O objeto, por exemplo o copo de que já falamos, é realmente afuncional ou propriamente antifuncional? Se beber é apenas ingerir um líquido para matar a sede, aquele cálice ornamentadíssimo decerto não é funcional; mas ele serve, no banquete, para brindar a saúde dos convivas e, no rito religioso, para celebrar um sacrifício. Evidentemente, tanto o brinde quanto a oferta de um sacrifício são atos que implicam, na origem, o ato de beber para saciar a sede, mas o brinde é uma função social, o sacrifício é uma função religiosa, e no que diz respeito a essas funções a taça e o cálice são funcionais e o são exatamente na medida em que não são, formalmente, simples recipientes. O ornamento, portanto, é funcional em relação a uma ordem de funções que exigem que o recipiente não seja apenas um recipiente, mas um objeto em relação com aquilo que se pensa ser o mundo; somente assim o objeto pode superar o limite da função estritamente prática e satisfazer uma função simbólica que tem uma importância social incontestável.

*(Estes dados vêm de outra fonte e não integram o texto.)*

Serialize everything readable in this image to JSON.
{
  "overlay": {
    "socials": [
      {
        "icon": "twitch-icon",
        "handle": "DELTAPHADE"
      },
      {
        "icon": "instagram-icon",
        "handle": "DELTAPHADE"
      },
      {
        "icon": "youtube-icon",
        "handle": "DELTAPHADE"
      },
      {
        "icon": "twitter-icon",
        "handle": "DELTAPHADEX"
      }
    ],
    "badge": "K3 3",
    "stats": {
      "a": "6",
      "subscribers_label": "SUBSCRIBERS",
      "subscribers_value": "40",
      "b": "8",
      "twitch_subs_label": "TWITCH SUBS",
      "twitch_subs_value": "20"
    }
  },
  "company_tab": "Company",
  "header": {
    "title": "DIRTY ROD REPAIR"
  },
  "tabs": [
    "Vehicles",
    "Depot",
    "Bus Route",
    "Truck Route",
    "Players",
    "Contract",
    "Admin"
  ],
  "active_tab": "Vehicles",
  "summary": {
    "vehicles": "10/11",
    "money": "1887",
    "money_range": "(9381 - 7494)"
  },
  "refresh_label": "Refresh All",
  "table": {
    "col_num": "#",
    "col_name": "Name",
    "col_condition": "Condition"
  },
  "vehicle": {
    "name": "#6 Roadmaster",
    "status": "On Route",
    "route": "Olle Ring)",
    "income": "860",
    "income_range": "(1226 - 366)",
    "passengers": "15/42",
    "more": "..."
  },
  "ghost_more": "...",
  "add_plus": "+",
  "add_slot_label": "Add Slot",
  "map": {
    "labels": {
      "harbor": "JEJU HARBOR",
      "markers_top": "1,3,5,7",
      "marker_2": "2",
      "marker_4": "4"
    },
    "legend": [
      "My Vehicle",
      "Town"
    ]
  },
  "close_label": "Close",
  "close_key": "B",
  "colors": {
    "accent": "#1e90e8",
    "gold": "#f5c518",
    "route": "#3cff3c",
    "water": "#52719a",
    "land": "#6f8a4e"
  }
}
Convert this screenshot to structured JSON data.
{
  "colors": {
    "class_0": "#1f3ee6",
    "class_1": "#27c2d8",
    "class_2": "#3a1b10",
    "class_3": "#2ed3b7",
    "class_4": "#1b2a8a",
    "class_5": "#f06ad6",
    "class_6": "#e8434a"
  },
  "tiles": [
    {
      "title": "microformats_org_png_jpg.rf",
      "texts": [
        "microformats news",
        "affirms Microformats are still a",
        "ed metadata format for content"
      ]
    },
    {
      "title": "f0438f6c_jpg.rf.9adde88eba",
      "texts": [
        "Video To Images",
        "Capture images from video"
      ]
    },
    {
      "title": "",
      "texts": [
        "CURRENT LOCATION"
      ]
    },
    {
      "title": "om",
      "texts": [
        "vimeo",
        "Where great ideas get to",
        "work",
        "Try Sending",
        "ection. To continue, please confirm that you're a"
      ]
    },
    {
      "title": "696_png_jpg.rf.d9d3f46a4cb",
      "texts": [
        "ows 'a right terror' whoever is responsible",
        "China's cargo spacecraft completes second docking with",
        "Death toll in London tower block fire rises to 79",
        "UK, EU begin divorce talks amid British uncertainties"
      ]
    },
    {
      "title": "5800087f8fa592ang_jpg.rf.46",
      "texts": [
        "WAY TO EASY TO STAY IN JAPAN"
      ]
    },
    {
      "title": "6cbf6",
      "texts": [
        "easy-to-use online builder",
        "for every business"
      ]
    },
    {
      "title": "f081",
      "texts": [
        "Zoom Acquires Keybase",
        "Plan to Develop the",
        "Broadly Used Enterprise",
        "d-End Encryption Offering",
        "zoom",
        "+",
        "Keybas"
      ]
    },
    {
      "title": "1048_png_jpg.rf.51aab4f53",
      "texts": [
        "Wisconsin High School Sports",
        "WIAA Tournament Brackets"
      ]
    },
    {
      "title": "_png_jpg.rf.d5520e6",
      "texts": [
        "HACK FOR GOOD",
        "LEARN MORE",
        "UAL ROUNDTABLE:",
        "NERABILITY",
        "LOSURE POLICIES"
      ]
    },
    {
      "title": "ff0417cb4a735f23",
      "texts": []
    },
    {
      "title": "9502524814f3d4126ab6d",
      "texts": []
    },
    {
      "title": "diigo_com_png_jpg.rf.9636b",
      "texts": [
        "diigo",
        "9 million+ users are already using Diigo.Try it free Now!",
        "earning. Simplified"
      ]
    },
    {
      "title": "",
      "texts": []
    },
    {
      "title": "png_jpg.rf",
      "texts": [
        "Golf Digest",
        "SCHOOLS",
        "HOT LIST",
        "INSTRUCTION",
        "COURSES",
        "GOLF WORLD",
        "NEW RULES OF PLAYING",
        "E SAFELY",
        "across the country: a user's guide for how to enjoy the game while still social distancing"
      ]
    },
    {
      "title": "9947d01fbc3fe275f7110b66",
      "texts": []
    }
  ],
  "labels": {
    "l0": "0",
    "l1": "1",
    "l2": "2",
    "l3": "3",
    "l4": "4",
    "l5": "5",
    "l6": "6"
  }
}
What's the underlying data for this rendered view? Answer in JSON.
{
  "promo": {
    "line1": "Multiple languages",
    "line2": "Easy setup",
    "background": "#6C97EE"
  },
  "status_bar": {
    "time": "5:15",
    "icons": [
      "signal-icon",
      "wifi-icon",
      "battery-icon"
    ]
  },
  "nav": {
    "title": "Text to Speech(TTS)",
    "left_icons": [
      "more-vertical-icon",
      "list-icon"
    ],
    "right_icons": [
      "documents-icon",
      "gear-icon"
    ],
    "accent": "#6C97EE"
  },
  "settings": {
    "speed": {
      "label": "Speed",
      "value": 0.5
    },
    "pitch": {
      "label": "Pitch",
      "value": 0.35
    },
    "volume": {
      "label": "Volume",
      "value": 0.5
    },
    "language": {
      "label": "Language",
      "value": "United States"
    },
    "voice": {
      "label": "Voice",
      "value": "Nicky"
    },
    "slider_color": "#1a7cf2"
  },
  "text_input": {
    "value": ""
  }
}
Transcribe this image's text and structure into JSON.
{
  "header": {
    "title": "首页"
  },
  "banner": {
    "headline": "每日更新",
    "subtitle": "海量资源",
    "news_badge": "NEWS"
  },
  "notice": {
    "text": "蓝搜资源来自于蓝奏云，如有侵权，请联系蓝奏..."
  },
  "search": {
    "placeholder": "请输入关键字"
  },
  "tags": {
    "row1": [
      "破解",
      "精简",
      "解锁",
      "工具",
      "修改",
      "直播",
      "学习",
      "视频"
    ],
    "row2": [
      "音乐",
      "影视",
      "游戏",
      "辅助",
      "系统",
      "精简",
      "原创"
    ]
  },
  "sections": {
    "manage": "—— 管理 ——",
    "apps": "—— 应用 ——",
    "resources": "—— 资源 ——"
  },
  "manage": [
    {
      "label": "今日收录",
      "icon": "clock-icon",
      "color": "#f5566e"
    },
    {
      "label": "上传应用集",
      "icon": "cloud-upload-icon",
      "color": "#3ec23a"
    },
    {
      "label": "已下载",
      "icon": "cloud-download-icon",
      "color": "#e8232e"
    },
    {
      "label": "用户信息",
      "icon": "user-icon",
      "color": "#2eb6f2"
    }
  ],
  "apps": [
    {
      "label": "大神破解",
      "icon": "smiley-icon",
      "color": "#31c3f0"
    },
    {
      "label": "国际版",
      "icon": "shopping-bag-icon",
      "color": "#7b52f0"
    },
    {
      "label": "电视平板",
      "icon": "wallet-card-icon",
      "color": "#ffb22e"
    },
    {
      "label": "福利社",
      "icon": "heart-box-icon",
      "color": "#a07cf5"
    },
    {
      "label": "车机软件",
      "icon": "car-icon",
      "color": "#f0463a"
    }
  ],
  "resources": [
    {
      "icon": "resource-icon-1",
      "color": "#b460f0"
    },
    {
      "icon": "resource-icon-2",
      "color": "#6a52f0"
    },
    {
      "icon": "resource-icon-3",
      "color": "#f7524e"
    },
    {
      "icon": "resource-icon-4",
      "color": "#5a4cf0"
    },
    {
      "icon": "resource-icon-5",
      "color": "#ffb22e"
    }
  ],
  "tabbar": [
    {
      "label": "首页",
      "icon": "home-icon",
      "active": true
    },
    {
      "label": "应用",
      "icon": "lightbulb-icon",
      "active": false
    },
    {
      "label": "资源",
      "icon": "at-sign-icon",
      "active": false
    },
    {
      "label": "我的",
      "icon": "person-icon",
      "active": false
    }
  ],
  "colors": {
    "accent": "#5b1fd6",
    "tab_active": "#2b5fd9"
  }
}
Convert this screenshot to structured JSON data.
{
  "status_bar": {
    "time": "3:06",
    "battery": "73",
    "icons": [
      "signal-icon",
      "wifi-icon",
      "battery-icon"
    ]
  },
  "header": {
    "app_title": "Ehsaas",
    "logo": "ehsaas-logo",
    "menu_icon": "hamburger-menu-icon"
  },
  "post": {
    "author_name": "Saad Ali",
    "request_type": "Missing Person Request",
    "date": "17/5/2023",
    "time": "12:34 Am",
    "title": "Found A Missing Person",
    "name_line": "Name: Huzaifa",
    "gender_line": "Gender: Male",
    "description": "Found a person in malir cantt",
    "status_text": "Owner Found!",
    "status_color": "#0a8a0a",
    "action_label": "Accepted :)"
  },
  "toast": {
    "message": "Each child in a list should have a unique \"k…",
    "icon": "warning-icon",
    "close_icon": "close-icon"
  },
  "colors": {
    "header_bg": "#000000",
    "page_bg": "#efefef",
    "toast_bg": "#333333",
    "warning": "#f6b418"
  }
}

Consideremos agora um objeto produzido pela indústria. Este não é ornamentado; sua dimensão e sua forma são rigorosamente estudadas em relação com sua função mecânica; uma forma “bela” não é sobreposta à forma “útil”. Mas não é verdade de modo algum que a forma adira perfeitamente à função específica. A função específica de um telefone ou de um aparelho de rádio é transmitir nitidamente o som, e pode-se dar ao telefone a forma de um grupo de tritões e nereidas, ou ao rádio a forma de um estojo do século XVI, sem diminuir totalmente a funcionalidade; sabemos, porém, que isso seria um erro estético. Não se cometerá esse erro porque o que realmente se quer não é que forma realize a função mecânica, mas que a represente. Na realidade, não se quer que a forma daqueles objetos mantenha com a função a relação do copo com a função de beber, mas a relação do copo com a função do brinde ou do rito sacrificial: a função mecânica, portanto, também é, no pensamento do homem moderno, uma função simbólica. O homem moderno, o homem das grandes cidades, não identifica seu ambiente com a natureza, mas como mundo das coisas artificiais, feitas pelo homem para o homem mediante uma tecnologia da qual sente orgulho como de uma criação própria: ele quer, portanto, inserir o objeto no contexto de um mundo não natural, mas social.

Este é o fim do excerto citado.